Il tema classico, allegorico, scelto da Antiveduto, nonché le caratteristiche stilistiche visibili nell’opera, si situano bene in un momento iniziale dell’attività del pittore, da collocare a cavallo tra Cinque e Seicento, con un naturalismo di marca caravaggesca ancora presente, prima che inizia a mutare verso atmosfere di matrice più classicista. Il panneggio delle vesti delle tre figure femminili, dalle sinuosità goticheggianti, è un fattore determinante per decretarne la paternità.

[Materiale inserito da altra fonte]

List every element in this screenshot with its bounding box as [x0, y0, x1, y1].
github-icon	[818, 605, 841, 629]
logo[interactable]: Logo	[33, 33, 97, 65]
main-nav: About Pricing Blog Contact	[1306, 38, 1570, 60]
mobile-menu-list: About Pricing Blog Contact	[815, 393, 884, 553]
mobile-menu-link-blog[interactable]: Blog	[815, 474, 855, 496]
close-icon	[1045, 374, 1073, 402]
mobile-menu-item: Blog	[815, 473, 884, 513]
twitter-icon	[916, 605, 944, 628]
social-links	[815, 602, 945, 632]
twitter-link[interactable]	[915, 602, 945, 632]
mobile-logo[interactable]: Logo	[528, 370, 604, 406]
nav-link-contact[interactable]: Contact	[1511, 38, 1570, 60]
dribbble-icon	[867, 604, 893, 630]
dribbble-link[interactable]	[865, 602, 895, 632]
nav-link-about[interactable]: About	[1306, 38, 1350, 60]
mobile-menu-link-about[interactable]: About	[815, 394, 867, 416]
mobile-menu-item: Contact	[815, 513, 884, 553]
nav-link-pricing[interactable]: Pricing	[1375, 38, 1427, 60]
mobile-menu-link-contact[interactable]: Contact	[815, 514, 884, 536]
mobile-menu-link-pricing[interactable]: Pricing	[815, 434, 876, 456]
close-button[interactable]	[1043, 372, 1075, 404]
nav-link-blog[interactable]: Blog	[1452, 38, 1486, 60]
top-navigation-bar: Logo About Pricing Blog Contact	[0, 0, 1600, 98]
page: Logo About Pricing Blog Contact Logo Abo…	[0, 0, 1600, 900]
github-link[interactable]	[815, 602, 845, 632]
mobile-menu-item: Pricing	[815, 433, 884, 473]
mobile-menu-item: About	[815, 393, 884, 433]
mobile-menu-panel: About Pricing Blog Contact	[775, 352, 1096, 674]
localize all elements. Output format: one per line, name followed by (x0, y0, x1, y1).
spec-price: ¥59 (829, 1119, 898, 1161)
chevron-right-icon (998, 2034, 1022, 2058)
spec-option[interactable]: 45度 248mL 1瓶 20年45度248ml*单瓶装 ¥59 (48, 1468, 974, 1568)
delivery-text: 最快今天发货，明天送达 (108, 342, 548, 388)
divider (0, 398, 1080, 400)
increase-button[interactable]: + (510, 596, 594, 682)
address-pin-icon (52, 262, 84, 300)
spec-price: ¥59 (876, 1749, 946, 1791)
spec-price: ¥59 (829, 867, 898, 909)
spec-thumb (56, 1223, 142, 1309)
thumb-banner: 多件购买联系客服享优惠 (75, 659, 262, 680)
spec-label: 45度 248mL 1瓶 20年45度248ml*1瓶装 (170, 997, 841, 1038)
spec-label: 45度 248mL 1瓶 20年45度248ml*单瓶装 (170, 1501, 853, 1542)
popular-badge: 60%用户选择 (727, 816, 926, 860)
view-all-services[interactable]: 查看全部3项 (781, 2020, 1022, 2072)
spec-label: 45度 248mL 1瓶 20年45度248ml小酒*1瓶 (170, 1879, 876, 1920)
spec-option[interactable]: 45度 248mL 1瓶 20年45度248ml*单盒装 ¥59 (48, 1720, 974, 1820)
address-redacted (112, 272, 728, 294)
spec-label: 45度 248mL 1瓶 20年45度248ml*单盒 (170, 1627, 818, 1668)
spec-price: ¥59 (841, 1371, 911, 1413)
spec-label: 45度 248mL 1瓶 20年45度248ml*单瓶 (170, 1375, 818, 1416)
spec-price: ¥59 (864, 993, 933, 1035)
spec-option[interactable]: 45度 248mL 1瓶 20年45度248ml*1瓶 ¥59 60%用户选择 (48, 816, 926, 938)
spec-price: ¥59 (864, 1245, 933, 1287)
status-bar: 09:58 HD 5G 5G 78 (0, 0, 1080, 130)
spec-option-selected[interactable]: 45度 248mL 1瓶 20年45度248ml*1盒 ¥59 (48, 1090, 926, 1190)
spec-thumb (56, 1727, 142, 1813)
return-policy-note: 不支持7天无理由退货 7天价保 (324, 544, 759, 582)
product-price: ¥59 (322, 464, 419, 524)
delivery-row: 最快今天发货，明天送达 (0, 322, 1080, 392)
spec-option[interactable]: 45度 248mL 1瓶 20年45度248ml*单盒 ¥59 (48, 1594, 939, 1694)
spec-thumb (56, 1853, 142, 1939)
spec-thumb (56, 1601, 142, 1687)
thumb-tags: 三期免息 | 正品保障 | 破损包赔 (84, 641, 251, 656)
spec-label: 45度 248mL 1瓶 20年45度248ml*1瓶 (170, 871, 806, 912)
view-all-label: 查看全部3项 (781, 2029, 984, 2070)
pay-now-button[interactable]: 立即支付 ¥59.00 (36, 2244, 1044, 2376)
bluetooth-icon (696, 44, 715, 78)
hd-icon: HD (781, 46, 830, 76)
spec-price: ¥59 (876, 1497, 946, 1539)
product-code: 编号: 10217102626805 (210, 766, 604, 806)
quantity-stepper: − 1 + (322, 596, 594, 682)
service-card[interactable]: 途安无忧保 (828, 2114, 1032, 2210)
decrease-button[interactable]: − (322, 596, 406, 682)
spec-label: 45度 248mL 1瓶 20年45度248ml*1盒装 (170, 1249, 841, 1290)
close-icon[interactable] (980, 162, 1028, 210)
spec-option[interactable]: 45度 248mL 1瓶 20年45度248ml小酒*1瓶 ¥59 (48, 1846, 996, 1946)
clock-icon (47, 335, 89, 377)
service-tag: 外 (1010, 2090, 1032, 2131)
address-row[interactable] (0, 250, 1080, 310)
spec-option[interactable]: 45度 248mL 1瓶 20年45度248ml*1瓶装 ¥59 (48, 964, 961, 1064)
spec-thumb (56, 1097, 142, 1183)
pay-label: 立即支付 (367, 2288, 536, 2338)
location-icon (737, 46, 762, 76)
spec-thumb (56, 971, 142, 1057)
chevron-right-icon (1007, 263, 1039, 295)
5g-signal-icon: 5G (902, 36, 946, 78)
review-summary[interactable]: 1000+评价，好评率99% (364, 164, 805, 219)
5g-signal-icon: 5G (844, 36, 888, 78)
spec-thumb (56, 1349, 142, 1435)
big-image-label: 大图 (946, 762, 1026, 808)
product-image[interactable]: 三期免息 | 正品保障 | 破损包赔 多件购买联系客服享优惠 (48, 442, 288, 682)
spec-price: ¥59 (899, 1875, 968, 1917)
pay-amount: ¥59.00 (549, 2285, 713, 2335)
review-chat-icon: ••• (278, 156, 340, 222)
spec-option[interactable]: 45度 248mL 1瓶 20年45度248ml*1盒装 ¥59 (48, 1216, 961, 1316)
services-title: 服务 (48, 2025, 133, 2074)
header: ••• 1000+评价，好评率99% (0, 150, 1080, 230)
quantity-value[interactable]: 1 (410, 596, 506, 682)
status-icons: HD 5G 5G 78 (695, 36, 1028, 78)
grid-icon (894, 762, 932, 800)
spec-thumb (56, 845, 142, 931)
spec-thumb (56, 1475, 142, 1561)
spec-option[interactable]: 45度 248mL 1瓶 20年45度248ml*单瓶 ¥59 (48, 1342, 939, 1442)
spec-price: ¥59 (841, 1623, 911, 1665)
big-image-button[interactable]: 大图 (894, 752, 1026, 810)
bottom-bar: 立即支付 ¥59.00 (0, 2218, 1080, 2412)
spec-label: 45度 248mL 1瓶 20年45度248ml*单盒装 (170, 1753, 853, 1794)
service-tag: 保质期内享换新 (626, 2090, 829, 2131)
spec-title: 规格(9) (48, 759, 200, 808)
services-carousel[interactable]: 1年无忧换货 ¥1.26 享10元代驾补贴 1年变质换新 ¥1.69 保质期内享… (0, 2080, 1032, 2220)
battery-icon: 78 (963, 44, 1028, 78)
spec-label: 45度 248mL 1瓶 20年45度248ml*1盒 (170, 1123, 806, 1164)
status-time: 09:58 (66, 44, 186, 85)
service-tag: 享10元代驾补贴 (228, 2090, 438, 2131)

Il presente dipinto raffigura le tre virtù teologali, fede, speranza e carità, impersonificate come consuetudine da tre figure femminili contraddistinte da particolari attributi iconografici.

Ricordiamo che le sette virtù si dividono in teologali e cardinali. Le prime tre vengono così chiamate perché sono infuse direttamente da Dio e hanno Lui come “oggetto”, le rimanenti vengono chiamate cardinali perché sono il cardine di tutte le altre.

Analisi iconografica: La Fede, rappresentata nella parte centrale, con le vesti del suo colore caratteristico, il bianco e l'ostia simbolica sopra in capo. La Carità, sulla sinistra, con la fiamma, simbolo dell’amore ardente e disinteressato verso il prossimo, e per questo il suo colore caratteristico è il rosso. Sulla destra infine la Speranza, una donna vestita di verde con le mani giunte e lo sguardo rivolto verso il cielo; al collo un ciondolo con un'ancora, suo caratteristico attributo iconografico, che ricorda la croce, speranza di ogni credente.

Le condizioni dell’opera sono eccellenti. Con bella cornice neoclassida dorata con motivi a palmette.

Il dipinto, come ogni nostro oggetto, viene venduto corredato di certificato di autenticità con expertise fotografico.